Music professor Velvet Brown named Penn State Laureate for 2022-23
Velvet Brown, David P. Stone Chair and associate director for equity, diversity and inclusion in the College of Arts and Architecture’s School of Music, has been named the Penn State Laureate for the 2022-23 academic year.
An annual faculty honor established in 2008, the Penn State Laureate is a full-time faculty member in the arts or humanities who is assigned half time for one academic year to bring greater visibility to the arts, humanities and the University, as well as to their own work. In this role, the laureate is a highly visible representative of the University, appearing at events and speaking engagements throughout the commonwealth.
Brown succeeds 2021-22 Penn State Laureate Shara McCallum, liberal arts professor of English in the College of the Liberal Arts.

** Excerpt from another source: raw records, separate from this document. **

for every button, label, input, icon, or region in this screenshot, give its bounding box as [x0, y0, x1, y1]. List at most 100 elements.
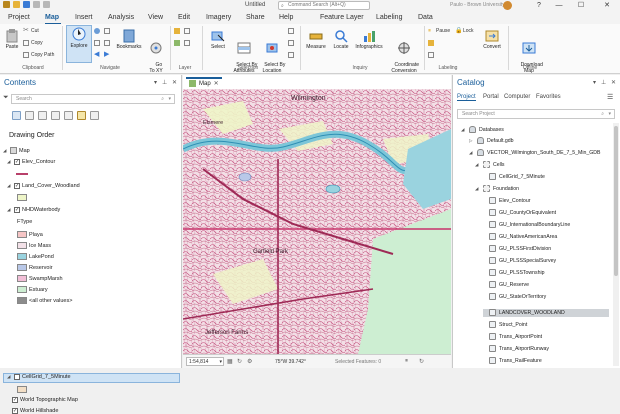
catalog-item-cellgrid[interactable]: CellGrid_7_5Minute — [489, 173, 545, 180]
tab-insert[interactable]: Insert — [75, 14, 93, 21]
menu-icon[interactable]: ☰ — [607, 93, 613, 101]
layer-elev-contour[interactable]: ◢ ✓ Elev_Contour — [7, 159, 55, 165]
layer-land-cover-woodland[interactable]: ◢ ✓ Land_Cover_Woodland — [7, 183, 80, 189]
signed-in-user[interactable]: Paulo - Brown University — [450, 2, 505, 8]
save-icon[interactable] — [23, 1, 30, 8]
tab-imagery[interactable]: Imagery — [206, 14, 231, 21]
tab-data[interactable]: Data — [418, 14, 433, 21]
catalog-item-gu-reserve[interactable]: GU_Reserve — [489, 281, 529, 288]
more-labeling-button[interactable] — [428, 52, 434, 58]
chevron-down-icon[interactable]: ▾ — [168, 95, 171, 103]
pin-icon[interactable]: ⊥ — [601, 79, 606, 86]
catalog-item-gu-county[interactable]: GU_CountyOrEquivalent — [489, 209, 556, 216]
chevron-down-icon[interactable]: ▾ — [608, 110, 611, 118]
coordinate-conversion-button[interactable]: Coordinate Conversion — [386, 29, 422, 80]
list-by-drawing-order-icon[interactable] — [12, 111, 21, 120]
catalog-search-input[interactable]: Search Project ⌕ ▾ — [457, 109, 615, 119]
basemap-button[interactable] — [174, 40, 180, 46]
close-icon[interactable]: ✕ — [611, 79, 616, 86]
measure-button[interactable]: Measure — [303, 29, 329, 50]
paste-button[interactable]: Paste — [3, 29, 21, 50]
catalog-item-gu-international[interactable]: GU_InternationalBoundaryLine — [489, 221, 570, 228]
select-by-attributes-button[interactable]: Select By Attributes — [230, 29, 258, 80]
attributes-button[interactable] — [288, 28, 294, 34]
layer-nhdwaterbody[interactable]: ◢ ✓ NHDWaterbody — [7, 207, 60, 213]
visibility-checkbox[interactable]: ✓ — [12, 408, 18, 414]
layer-world-hillshade[interactable]: ✓ World Hillshade — [12, 408, 58, 414]
pin-icon[interactable]: ⊥ — [162, 79, 167, 86]
visibility-checkbox[interactable] — [14, 374, 20, 380]
catalog-tab-computer[interactable]: Computer — [504, 94, 530, 100]
previous-extent-button[interactable]: ◀ — [94, 51, 100, 58]
expand-icon[interactable]: ▷ — [469, 138, 474, 144]
tab-labeling[interactable]: Labeling — [376, 14, 402, 21]
catalog-item-elev-contour[interactable]: Elev_Contour — [489, 197, 530, 204]
minimize-button[interactable]: — — [550, 0, 568, 12]
zoom-to-selection-button[interactable] — [288, 52, 294, 58]
command-search-input[interactable]: ⌕ Command Search (Alt+Q) — [278, 1, 370, 10]
list-by-editing-icon[interactable] — [51, 111, 60, 120]
selected-features-count[interactable]: Selected Features: 0 — [335, 359, 381, 365]
tab-edit[interactable]: Edit — [178, 14, 190, 21]
fixed-zoom-out-button[interactable] — [104, 40, 110, 46]
clear-selection-button[interactable] — [288, 40, 294, 46]
contents-search-input[interactable]: Search ⌕ ▾ — [11, 94, 175, 104]
close-icon[interactable]: ✕ — [172, 79, 177, 86]
tab-help[interactable]: Help — [279, 14, 293, 21]
view-unplaced-button[interactable] — [428, 40, 434, 46]
pane-options-icon[interactable]: ▾ — [593, 79, 596, 86]
map-drawing[interactable]: Wilmington Garfield Park Jefferson Farms… — [183, 89, 451, 354]
full-extent-button[interactable] — [94, 28, 100, 34]
tab-project[interactable]: Project — [8, 14, 30, 21]
catalog-item-trans-rail[interactable]: Trans_RailFeature — [489, 357, 542, 364]
catalog-item-gu-state[interactable]: GU_StateOrTerritory — [489, 293, 546, 300]
list-by-charts-icon[interactable] — [90, 111, 99, 120]
scrollbar-thumb[interactable] — [614, 126, 618, 276]
expand-icon[interactable]: ◢ — [469, 150, 474, 156]
avatar[interactable] — [503, 1, 512, 10]
expand-icon[interactable]: ◢ — [7, 183, 12, 189]
redo-icon[interactable] — [43, 1, 50, 8]
open-project-icon[interactable] — [13, 1, 20, 8]
bookmarks-button[interactable]: Bookmarks — [114, 29, 144, 50]
select-by-location-button[interactable]: Select By Location — [258, 29, 286, 80]
pause-drawing-icon[interactable]: ⏸ — [405, 358, 408, 365]
visibility-checkbox[interactable]: ✓ — [14, 207, 20, 213]
refresh-icon[interactable]: ↻ — [419, 358, 424, 365]
catalog-item-vector-gdb[interactable]: ◢ VECTOR_Wilmington_South_DE_7_5_Min_GDB — [469, 149, 601, 156]
copy-path-button[interactable]: Copy Path — [23, 52, 54, 58]
catalog-tab-project[interactable]: Project — [457, 94, 476, 101]
visibility-checkbox[interactable]: ✓ — [12, 397, 18, 403]
tab-analysis[interactable]: Analysis — [108, 14, 134, 21]
select-button[interactable]: Select — [206, 29, 230, 50]
list-by-labeling-icon[interactable] — [77, 111, 86, 120]
expand-icon[interactable]: ◢ — [7, 374, 12, 380]
grid-icon[interactable]: ▦ — [227, 358, 233, 365]
tab-feature-layer[interactable]: Feature Layer — [320, 14, 364, 21]
layer-map[interactable]: ◢ Map — [3, 147, 30, 154]
map-canvas[interactable]: Wilmington Garfield Park Jefferson Farms… — [183, 89, 451, 354]
catalog-item-cells[interactable]: ◢ Cells — [475, 161, 505, 168]
options-icon[interactable]: ⚙ — [247, 358, 252, 365]
infographics-button[interactable]: Infographics — [352, 29, 386, 50]
expand-icon[interactable]: ◢ — [7, 159, 12, 165]
undo-icon[interactable] — [33, 1, 40, 8]
catalog-item-gu-plss-special[interactable]: GU_PLSSSpecialSurvey — [489, 257, 556, 264]
tab-map-view[interactable]: Map ✕ — [186, 77, 222, 88]
help-button[interactable]: ? — [530, 0, 548, 12]
catalog-item-default-gdb[interactable]: ▷ Default.gdb — [469, 137, 514, 144]
convert-button[interactable]: Convert — [480, 29, 504, 50]
tab-share[interactable]: Share — [246, 14, 265, 21]
expand-icon[interactable]: ◢ — [475, 162, 480, 168]
expand-icon[interactable]: ◢ — [461, 127, 466, 133]
catalog-item-gu-plss-first[interactable]: GU_PLSSFirstDivision — [489, 245, 551, 252]
close-icon[interactable]: ✕ — [214, 80, 219, 87]
cut-button[interactable]: ✂ Cut — [23, 27, 39, 34]
pane-options-icon[interactable]: ▾ — [154, 79, 157, 86]
catalog-item-databases[interactable]: ◢ Databases — [461, 126, 504, 133]
tab-view[interactable]: View — [148, 14, 163, 21]
close-window-button[interactable]: ✕ — [598, 0, 616, 12]
add-layer-dropdown[interactable] — [184, 28, 190, 34]
catalog-item-foundation[interactable]: ◢ Foundation — [475, 185, 519, 192]
expand-icon[interactable]: ◢ — [475, 186, 480, 192]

A tubist who has been teaching at Penn State since 2003, Brown is an international soloist, composer/arranger, chamber ensemble performer, recording artist, conductor and orchestral player. She has performed and taught throughout Europe and the United States, and in Russia, Japan, Cuba and Canada. Brown is currently the principal tubist of the New Hampshire Music Festival Orchestra and was previously principal tubist for the Hope and Harmony Ensemble, which recorded a video of fanfares for the 2021 Presidential Inauguration conducted by Marin Alsop.

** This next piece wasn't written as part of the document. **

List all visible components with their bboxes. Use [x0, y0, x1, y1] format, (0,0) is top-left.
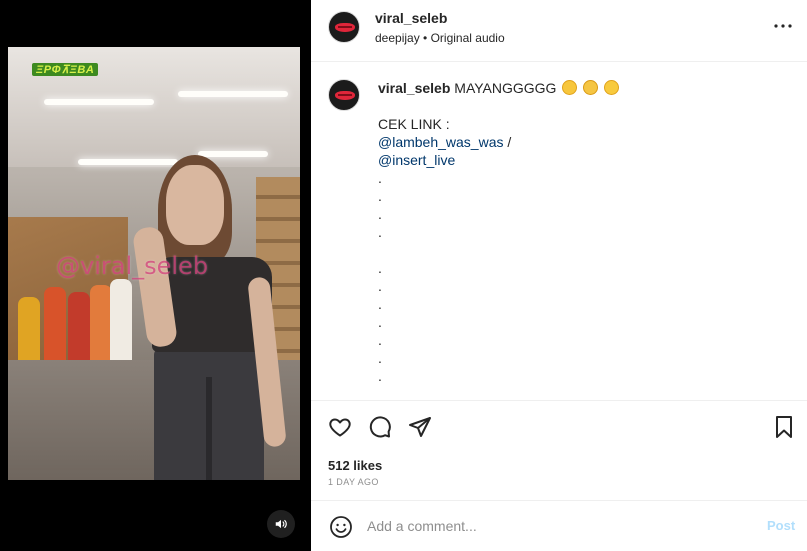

She is the co-founder of MOJATUBA: Tuba and Dance Fusion Project and is in her 16th year as lead tuba with Howard Johnson’s “Gravity” Tuba Jazz Ensemble. Brown is a founding and current member of Stiletto Brass Quintet, Monarch Brass Quintet and Brass Ensemble, and the Quintet of Americas. She is also a founding board member of the International Women’s Brass Conference and artistic director of the Chromatic Brass Collective.
Brown, who has released five solo CDs, has performed and worked closely with jazz, commercial and classical artists regarded as some of the most influential musicians of all time, including Howard Johnson, Marie Speziale, Bob Stewart, Susan Slaughter and Doc Severinsen.
Brown said she plans to integrate the African Diaspora into a shared musical journey across the commonwealth through concerts, recitals, workshops and lectures.
“As a performing artist deeply grounded in excellence, I strive to engage audiences with unique collaborative performances, and to enthusiastically share soulful, creative inspirations,” said Brown. “My goal is to merge a musical journey including African American music and education to elicit empowering emotions.”
It is imperative to reach out to communities regardless of race, origin or background to provide a positive and passionate musical and educational experience.”
According to Brown, performing for audiences across Penn State campuses and the commonwealth will facilitate meaningful collaborations within the arts. “I wish to share my artistic vision and help promote Penn State’s artistic diversity and educational outreach within the Commonwealth of Pennsylvania and beyond. The focus on the African Diaspora will certainly yield an expanded community connectivity and leverage a unique edge to Penn State as a leader in diverse performances, along with its already meaningful presence in the arts and education.”